In the aftermath of Marc Cuban's oped from two days ago, that the current, second tech bubble is worse than the first dot com bubble of 2000, there has been much anguish by those deeply invested (on margin) in (bio)tech stocks, to demonstrate that the Nasdaq at 5000, or Biotechs trading at 50x or 5000xP/E, is perfectly normal and the global central banks' $13 trillion in liquidity has nothing to do with it. Of course, the answer who is right and wrong on this issue will not be revealed until after the current bubble pops.
Luckily, there are some very clear clues.
As Sundial Capital's Jason Goepfert notes, the best way to figure out whether tech stocks are overvalued is to look what the insiders are doing: those public tech company directors and senior executives who know their companies better than anyone, and who may keep silent as the Nasdaq crosses 5000, but are quite vocal with their shares.

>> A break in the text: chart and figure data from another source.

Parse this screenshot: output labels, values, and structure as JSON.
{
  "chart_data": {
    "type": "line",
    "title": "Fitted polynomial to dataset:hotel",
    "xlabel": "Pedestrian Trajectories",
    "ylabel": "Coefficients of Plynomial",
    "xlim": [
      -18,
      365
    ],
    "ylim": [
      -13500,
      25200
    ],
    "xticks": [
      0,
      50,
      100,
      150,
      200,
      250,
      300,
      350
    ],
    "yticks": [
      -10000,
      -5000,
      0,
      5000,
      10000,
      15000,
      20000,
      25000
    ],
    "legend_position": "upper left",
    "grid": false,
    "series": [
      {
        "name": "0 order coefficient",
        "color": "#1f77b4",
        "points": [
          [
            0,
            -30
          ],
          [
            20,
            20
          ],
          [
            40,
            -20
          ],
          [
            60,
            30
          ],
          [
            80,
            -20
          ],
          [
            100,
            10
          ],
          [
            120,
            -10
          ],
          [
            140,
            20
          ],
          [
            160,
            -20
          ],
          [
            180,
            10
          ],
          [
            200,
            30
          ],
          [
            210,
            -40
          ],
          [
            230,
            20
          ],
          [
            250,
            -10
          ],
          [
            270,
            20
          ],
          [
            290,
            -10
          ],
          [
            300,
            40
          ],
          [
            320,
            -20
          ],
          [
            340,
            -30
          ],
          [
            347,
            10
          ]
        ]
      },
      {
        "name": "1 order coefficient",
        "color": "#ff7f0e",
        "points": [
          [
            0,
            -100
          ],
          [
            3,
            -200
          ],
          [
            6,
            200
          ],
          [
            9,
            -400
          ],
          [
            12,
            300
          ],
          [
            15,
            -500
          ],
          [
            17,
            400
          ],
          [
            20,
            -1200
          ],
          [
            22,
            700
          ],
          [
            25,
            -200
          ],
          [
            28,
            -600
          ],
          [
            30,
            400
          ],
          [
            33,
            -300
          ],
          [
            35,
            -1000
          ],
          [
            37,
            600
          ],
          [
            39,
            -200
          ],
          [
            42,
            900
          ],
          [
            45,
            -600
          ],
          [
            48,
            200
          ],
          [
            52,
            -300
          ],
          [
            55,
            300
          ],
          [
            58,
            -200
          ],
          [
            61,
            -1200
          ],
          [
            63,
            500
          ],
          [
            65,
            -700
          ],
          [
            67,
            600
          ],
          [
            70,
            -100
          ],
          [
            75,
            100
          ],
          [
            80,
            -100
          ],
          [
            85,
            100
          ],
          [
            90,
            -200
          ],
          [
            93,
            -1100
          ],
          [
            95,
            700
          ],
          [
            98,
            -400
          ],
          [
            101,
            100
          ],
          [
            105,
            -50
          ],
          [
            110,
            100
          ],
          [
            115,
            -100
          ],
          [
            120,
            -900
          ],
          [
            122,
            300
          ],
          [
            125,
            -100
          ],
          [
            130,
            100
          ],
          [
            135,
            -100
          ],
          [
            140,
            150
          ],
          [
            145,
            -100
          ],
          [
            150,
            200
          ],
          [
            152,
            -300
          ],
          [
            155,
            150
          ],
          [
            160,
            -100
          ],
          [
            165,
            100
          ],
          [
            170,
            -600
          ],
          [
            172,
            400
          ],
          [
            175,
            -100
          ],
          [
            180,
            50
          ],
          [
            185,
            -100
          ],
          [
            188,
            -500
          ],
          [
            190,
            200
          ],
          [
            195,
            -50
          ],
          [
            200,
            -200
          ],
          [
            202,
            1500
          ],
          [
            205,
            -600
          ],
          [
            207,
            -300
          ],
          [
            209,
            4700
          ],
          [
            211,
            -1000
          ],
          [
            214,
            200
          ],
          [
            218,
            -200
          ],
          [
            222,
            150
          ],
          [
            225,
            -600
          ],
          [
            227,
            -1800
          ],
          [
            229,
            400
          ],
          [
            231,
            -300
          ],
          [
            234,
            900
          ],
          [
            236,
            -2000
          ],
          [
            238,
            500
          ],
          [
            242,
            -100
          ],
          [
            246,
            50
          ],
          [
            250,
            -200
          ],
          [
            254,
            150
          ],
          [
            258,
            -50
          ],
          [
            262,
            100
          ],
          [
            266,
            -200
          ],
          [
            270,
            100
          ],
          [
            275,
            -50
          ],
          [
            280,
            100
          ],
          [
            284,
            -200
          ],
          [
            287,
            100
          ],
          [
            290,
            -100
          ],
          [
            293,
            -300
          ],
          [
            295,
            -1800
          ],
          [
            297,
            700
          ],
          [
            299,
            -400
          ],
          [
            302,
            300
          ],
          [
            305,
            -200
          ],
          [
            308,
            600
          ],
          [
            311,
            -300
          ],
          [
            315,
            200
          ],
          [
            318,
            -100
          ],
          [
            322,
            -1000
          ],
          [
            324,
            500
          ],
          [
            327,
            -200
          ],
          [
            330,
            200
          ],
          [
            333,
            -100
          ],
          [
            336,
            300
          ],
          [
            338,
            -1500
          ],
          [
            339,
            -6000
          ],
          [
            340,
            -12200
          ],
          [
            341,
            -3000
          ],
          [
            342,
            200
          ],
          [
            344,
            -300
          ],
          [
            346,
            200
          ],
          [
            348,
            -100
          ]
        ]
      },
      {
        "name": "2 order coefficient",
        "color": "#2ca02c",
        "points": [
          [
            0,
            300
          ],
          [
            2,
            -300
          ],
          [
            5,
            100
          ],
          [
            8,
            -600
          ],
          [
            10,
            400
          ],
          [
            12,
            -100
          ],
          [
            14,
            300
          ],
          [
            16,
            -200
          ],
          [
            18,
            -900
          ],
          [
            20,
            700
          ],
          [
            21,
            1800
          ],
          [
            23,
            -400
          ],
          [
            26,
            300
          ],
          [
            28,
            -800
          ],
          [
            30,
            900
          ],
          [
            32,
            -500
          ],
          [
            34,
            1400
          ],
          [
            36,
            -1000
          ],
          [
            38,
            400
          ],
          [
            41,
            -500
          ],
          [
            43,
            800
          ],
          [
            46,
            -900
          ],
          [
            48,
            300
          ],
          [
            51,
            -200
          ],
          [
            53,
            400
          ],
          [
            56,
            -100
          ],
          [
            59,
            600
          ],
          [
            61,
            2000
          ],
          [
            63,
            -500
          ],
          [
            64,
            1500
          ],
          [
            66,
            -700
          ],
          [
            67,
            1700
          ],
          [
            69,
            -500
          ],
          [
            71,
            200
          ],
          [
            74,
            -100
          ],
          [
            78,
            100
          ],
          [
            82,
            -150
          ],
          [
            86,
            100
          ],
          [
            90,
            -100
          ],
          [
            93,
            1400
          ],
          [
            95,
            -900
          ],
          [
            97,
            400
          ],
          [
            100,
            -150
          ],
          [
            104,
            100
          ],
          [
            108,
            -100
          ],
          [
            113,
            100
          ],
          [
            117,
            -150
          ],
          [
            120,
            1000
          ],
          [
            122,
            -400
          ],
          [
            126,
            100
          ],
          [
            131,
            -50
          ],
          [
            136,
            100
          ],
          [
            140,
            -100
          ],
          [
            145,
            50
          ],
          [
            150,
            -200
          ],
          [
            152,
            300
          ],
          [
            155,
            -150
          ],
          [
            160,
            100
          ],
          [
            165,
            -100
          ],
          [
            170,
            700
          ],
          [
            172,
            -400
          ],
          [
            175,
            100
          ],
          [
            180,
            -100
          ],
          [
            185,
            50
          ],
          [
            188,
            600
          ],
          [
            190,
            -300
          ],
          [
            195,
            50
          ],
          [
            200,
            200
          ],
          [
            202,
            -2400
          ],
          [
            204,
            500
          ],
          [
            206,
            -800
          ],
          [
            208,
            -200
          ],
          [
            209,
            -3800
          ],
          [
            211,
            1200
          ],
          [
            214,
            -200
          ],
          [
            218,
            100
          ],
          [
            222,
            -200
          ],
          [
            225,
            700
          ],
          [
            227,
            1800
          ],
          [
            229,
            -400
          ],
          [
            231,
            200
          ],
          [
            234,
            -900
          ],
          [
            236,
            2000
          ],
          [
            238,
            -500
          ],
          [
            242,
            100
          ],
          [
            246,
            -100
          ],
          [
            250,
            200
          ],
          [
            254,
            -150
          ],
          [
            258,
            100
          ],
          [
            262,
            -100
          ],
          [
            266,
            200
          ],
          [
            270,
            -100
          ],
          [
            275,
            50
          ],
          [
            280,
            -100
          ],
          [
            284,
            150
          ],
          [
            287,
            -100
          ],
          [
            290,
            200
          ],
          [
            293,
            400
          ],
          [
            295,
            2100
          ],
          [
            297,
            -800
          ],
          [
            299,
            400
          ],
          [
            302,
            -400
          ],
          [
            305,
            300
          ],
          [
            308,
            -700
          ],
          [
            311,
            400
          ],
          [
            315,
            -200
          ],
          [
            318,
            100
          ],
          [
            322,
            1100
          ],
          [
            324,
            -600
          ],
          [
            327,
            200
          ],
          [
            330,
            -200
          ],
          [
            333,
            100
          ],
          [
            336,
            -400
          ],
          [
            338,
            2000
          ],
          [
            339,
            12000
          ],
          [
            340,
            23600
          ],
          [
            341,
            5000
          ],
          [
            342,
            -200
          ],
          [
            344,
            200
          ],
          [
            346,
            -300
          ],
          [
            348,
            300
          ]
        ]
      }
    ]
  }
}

According to MarketWatch, Goepfert said insider selling by tech execs is now at the heaviest pace seen in at least eight years.
Then again, we have seen record insider selling before: surely that can't be the punchline.
It isn't. According to Goepfert, as well as to Zero Hedge which first revealed that companies had announced a record amount of stock buybacks in February, the punchline is that these tech insiders are selling a record amount of personal stock... to the very companies they control!
Per Sundial, technology companies have been buying back a record amount of their own shares. And who is selling: why the management teams and directors that make the decision whether to allow the company to buyback stock in the open market.
“It seems odd that insiders would be selling their stock at the very time they’re directing their company to buy back that very same stock,” Goepfert said, adding that "it’s a better sign for stocks when insiders are buying, or at least not selling heavily,” Goepfert said. “When they do sell en masse, it’s a yellow flag.”
We would be less politically correct: when the same management teams that sell record amounts of their own company stock to the companies they control - companies which are now buying back record amounts of stock, this is not only the worst possible conflict of interest, it means, for lack of a better word, that the Nasdaq, bubble or not, has become the biggest circle jerk in history!
A circle-jerk which will continue until the Nasdaq itself, with its trademark zero cashflows, ends up as loaded up with debt as any mature, late cycle company. Because by now it is clear to everyone that if and when rates do rise, and all that all time high corporate, financial, household and sovereign debt has to be services, nobody is getting out alive.